Il fondatore del Carroccio non ha mai digerito il fatto di essere stato messo in un angolo e soprattutto contesta la svolta lepenista e nazionale del segretario federale. Il tema della secessione e dell’autonomia – secondo il Senatùr – è stato messo da parte e dimenticato per far spazio all’alleanza con le destre europee, prima fra tutte il Front National.
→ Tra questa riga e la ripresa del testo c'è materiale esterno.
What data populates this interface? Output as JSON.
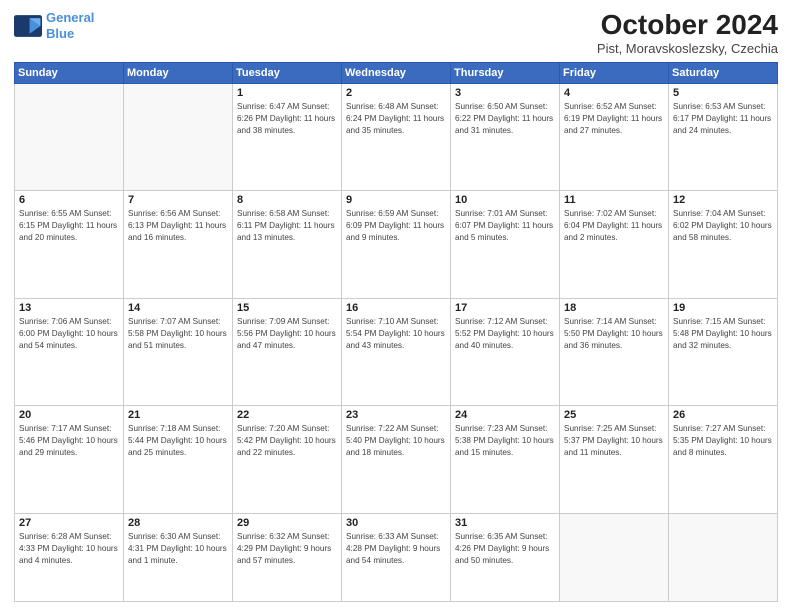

Poi lo strappo con Silvio Berlusconi, al quale Bossi è rimasto molto legato, ha fatto precipitare la situazione. I vertici della Lega attuale, dai capigruppo al Consiglio federale, è coeso intorno a Salvini, anche se Roberto Maroni – che governa con i voti determinanti di Forza Italia e Area Popolare-Ncd – spinge per tenere in piedi l’alleanza con gli azzurri (modello Parisi a Milano) e per circoscrivere il caso di Roma a “incidente di percorso”.
Fatto sta che se davvero le strade di Salvini e Berlusconi si dividessero definitivamente, magari con il Carroccio che tenta un’ipotesi di accordo con i 5 Stelle, Bossi potrebbe davvero – come affermano fonti di Forza Italia – lasciare la Lega, la creatura da lui fondata ormai 30 anni fa – per dar vita ad un movimento federalista-autonomista alleato con l’ex Cavaliere. Uno strappo simbolico – i quadri della Lega sono tutti con Salvini – ma certamente molto, molto doloroso. A quel punto bisognerà vedere cosa faranno i governatori. Luca Zaia starebbe quasi certamente con il giovane leader, ma sull’ex ministro dell’Interno e presidente della Lombardia qualche dubbio c’è.